The University of Delaware, emblematic of small-college football at its finest, opens its 119th season tomorrow against the University of Maryland (3:45 p.m. EDT on ESPN-NU).
Gone this year will be record-smashing quarterback Joe Flacco (above), who was a first-round draft pick for the Baltimore Ravens
But there are bound to be frequent reminders through the season of a long-gone player: Joey Biden, a self-admitted "mediocre" halfback on the Fighting Blue Hen's 1962 freshman team who has been much in the news lately and probably will be unable to attend the usual full compliment of games this fall at reliably sold-out Delaware Stadium.
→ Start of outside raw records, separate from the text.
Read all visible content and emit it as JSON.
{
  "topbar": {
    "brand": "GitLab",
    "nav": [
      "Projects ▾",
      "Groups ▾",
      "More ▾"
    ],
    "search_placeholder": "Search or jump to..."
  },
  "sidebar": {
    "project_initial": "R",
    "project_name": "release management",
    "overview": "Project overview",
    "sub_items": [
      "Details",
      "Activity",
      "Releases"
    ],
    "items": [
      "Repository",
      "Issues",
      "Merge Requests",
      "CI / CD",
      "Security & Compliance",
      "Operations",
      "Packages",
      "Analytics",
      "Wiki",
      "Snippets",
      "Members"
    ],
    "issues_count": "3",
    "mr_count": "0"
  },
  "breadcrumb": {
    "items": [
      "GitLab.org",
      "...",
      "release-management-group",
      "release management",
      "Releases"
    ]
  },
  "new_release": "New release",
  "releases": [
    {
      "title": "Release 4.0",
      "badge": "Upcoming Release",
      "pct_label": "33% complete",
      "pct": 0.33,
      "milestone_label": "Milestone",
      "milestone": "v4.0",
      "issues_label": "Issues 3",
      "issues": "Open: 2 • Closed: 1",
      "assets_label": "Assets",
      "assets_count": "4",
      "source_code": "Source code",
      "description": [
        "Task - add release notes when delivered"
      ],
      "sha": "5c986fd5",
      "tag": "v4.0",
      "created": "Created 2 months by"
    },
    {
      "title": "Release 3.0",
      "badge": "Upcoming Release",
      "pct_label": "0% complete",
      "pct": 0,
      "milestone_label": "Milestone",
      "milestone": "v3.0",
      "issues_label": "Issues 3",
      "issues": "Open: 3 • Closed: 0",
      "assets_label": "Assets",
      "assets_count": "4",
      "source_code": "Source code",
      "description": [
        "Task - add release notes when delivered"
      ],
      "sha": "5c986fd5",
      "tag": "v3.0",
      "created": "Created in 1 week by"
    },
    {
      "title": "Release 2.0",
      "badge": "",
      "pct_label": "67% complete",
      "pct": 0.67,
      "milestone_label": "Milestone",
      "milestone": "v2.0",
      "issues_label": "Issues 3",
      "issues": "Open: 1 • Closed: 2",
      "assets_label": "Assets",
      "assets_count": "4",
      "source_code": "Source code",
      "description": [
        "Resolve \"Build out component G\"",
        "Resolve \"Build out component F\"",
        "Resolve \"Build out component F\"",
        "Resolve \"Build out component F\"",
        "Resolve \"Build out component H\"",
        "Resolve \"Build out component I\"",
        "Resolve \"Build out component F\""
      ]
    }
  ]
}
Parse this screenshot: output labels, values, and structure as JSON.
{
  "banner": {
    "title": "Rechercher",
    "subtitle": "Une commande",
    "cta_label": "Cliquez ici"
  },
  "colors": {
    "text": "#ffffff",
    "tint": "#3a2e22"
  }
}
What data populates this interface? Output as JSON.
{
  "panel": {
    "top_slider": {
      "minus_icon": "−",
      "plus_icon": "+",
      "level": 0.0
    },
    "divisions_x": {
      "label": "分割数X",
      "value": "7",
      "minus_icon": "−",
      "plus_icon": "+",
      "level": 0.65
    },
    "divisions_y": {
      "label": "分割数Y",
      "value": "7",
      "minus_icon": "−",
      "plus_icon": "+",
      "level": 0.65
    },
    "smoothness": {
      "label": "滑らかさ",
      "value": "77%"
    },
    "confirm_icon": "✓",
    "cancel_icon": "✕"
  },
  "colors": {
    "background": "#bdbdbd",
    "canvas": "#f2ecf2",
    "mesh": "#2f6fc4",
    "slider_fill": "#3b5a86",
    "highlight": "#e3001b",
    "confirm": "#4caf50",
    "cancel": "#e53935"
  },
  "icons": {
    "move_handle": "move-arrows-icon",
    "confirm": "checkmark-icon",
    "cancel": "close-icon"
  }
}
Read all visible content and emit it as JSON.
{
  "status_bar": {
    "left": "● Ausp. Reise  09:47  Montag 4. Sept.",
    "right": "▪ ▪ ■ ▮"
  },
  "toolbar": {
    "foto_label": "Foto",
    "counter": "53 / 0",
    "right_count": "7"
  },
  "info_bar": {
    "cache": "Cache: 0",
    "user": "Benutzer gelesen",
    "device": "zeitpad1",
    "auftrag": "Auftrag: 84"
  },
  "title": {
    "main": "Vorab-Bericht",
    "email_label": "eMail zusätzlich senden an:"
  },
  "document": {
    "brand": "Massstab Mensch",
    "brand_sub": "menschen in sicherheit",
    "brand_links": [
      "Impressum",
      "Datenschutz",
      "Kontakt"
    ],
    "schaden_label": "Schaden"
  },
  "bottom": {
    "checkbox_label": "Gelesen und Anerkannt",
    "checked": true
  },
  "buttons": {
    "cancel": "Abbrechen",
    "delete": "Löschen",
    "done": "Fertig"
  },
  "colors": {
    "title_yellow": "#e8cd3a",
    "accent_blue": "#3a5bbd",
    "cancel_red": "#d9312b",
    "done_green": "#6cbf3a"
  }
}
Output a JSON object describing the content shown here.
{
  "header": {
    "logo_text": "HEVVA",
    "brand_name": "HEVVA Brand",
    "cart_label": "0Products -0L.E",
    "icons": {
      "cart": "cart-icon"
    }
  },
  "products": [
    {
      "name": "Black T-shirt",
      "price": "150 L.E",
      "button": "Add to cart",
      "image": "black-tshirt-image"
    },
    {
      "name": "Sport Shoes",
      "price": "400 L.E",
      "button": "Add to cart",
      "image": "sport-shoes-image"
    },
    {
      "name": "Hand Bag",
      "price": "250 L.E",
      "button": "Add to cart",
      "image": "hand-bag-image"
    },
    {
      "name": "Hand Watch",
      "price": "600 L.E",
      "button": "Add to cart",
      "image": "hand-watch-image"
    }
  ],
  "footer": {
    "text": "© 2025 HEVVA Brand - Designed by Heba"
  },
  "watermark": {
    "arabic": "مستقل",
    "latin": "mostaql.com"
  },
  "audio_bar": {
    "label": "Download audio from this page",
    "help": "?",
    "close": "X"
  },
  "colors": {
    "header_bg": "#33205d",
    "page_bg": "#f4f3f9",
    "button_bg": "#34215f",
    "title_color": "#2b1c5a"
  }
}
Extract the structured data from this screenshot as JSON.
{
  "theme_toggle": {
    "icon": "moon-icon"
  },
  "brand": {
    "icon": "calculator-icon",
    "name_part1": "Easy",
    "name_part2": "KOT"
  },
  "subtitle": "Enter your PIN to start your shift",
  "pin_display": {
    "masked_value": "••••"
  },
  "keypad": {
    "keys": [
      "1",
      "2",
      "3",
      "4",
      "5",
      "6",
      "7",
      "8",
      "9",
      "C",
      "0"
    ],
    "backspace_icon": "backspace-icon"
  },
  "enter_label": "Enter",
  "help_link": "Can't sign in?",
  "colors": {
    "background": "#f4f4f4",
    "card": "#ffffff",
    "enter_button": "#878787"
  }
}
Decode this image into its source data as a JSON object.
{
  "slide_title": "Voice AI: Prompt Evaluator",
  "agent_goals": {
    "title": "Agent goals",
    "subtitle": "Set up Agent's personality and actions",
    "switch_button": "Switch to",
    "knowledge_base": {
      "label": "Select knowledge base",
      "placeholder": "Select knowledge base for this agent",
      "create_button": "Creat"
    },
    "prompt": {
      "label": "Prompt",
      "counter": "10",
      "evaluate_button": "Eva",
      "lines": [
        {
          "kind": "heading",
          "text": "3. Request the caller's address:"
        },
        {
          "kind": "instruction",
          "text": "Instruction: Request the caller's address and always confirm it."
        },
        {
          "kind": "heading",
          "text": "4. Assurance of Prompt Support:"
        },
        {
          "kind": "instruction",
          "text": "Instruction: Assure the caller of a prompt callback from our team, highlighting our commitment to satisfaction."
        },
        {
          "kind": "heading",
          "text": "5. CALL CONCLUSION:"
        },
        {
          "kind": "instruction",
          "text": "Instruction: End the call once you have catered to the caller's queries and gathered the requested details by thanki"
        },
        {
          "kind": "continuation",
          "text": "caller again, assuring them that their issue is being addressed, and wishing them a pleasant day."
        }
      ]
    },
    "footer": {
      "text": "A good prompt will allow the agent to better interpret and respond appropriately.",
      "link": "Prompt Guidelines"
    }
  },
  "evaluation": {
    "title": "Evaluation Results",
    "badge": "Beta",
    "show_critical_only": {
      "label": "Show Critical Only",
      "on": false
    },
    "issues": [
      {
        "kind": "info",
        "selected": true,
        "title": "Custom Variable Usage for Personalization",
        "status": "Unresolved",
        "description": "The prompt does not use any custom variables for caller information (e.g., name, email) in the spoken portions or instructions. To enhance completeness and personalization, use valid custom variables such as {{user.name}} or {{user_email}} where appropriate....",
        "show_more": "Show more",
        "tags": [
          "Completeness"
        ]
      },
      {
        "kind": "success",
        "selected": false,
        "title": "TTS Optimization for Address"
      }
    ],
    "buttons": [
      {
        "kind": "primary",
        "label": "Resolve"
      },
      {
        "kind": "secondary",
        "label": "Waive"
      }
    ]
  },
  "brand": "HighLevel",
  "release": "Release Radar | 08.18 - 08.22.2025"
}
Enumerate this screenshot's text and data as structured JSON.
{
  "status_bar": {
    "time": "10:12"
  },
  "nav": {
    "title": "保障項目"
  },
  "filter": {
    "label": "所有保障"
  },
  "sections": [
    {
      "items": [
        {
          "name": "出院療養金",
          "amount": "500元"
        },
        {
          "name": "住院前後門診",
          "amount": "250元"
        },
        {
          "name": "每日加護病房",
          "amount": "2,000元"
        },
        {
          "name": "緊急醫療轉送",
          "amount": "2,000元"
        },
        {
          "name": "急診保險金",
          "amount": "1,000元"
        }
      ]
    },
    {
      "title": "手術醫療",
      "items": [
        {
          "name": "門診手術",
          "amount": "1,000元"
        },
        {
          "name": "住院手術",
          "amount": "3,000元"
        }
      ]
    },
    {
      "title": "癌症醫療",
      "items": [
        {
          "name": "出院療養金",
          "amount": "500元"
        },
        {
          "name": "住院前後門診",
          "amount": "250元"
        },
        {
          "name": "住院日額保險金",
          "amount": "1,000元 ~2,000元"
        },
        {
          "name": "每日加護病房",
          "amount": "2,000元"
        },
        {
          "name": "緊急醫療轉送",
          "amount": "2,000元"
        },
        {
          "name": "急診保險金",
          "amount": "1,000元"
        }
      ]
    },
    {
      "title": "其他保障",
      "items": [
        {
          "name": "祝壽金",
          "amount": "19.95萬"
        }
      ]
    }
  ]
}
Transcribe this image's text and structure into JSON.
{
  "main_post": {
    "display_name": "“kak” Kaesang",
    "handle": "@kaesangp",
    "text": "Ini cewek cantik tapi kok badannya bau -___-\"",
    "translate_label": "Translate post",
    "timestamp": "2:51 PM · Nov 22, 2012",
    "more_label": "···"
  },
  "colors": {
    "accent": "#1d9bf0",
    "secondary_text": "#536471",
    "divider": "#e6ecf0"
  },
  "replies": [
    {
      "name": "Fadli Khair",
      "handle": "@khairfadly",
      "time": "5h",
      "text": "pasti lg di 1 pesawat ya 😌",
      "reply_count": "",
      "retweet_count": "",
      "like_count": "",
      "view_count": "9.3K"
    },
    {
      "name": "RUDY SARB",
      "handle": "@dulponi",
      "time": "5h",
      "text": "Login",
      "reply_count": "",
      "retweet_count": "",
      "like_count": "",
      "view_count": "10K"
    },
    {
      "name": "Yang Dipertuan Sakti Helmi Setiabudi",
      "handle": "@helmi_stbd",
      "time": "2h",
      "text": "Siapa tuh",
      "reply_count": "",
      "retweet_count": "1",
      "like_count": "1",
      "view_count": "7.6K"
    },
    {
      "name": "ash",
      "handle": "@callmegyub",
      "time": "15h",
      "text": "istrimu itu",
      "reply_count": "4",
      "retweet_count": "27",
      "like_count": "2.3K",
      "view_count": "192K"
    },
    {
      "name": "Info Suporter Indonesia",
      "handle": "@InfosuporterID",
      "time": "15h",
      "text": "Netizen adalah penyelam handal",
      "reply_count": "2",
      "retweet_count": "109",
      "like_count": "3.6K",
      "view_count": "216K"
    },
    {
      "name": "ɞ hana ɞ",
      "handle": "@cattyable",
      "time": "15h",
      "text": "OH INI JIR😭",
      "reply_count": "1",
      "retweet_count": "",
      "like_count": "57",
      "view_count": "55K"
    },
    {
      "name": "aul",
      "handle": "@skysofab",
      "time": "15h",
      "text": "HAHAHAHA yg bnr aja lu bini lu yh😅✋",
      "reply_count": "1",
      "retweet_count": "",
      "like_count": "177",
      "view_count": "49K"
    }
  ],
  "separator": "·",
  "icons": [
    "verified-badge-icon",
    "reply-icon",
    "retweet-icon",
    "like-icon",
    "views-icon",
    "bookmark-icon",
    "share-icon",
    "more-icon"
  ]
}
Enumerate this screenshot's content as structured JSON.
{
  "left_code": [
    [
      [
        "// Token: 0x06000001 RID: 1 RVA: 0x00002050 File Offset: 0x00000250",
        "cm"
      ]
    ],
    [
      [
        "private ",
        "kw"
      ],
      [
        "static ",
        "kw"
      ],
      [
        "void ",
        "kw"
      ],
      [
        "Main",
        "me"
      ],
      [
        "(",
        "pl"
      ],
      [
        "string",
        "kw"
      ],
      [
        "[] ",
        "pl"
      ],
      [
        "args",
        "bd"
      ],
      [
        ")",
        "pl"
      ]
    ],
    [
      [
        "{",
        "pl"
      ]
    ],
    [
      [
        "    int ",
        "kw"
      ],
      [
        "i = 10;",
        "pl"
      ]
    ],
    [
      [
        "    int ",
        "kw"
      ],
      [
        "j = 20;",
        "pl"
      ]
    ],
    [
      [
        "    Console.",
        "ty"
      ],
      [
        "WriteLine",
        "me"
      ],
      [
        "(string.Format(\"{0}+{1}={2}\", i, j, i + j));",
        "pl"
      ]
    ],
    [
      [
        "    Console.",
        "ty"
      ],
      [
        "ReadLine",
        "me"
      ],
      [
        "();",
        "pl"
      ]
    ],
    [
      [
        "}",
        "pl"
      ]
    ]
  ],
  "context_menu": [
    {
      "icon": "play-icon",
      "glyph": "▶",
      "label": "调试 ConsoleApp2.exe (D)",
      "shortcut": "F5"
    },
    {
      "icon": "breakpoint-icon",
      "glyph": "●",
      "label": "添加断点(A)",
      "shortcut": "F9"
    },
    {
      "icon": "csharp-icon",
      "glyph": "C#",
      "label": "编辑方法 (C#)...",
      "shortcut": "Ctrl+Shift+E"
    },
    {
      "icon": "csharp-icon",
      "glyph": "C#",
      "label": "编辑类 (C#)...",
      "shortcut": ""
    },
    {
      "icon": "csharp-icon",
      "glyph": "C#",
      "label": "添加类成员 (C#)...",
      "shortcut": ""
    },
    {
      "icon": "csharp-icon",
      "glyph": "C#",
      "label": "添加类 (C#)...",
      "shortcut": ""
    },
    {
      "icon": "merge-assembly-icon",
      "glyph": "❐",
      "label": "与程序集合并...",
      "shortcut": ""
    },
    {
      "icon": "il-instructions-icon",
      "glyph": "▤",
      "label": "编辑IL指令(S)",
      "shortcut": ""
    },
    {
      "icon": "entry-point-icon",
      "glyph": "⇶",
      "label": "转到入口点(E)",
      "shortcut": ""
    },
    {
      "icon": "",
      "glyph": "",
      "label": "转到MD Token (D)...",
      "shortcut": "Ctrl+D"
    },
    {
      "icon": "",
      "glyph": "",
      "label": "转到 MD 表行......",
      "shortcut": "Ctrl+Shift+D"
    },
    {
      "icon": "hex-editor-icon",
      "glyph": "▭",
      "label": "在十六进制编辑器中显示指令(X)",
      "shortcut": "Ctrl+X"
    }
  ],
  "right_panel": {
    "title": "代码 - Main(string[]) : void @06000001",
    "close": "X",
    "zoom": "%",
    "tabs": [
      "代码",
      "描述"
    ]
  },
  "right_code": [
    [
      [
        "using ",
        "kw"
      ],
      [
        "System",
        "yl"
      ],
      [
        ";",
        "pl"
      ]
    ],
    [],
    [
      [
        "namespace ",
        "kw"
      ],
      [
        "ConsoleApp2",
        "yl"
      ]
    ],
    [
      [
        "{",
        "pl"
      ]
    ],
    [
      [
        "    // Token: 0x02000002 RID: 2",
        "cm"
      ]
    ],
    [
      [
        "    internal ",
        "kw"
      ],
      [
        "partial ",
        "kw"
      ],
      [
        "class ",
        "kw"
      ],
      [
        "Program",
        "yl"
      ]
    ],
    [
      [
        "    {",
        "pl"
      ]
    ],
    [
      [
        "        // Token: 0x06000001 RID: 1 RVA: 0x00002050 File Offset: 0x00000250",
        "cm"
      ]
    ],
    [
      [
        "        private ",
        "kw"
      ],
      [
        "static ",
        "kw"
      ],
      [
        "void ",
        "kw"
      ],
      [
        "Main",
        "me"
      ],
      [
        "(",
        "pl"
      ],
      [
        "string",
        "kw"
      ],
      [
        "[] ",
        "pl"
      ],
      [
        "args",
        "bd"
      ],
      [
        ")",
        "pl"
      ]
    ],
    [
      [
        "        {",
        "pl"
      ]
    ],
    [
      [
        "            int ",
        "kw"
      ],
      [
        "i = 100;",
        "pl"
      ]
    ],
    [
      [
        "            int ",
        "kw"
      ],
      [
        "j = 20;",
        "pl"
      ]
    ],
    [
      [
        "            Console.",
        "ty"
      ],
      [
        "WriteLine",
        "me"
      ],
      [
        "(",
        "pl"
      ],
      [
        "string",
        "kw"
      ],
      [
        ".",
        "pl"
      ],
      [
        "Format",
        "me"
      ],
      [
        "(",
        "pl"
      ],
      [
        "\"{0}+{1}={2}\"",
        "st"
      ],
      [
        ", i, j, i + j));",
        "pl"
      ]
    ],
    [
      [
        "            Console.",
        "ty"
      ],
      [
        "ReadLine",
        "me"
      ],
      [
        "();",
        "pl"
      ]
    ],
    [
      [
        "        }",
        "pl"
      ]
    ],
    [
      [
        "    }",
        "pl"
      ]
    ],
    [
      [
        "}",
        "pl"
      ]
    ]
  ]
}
I remember pointing him out to the DF&C at last year's season opener and confidently saying, "There's the next secretary of state." Ha!* * * * *Delaware, which wears the distinctive Michigan "Flying Wing" helmets, went 11-4 last season, falling to Appalachian State in the Football Championship Series national championship game.
About those helmets:
They date to the early 1930s and to Princeton and not Ann Arbor. Princeton was coached by the legendary Fritz Crisler, who seized on the helmet design, then in the school's black and orange colors, to enable his quarterbacks to better see downfield receivers.
When Crisler moved to Michigan in 1938, he took the helmet design and changed the colors to the Wolverines' maize and blue scheme. Enter Dave Nelson, who played for Crisler and adopted the design, now with blue and white colors, when he became head coach at Hillsdale College in Michigan.
Nelson then brought the helmet with him to Harvard (in black and crimson), later to Maine (in blue and white) and finally to Delaware (in blue and gold).
My Delaware roots run deep. My Uncle Jim was captain of its undefeated 1942 team, a predecessor of the six national championship teams, while I attended Delaware (as did the managers of both the Obama and McCain campaigns), work in its internationally renowned rare book and manuscript library and am a season ticket holder.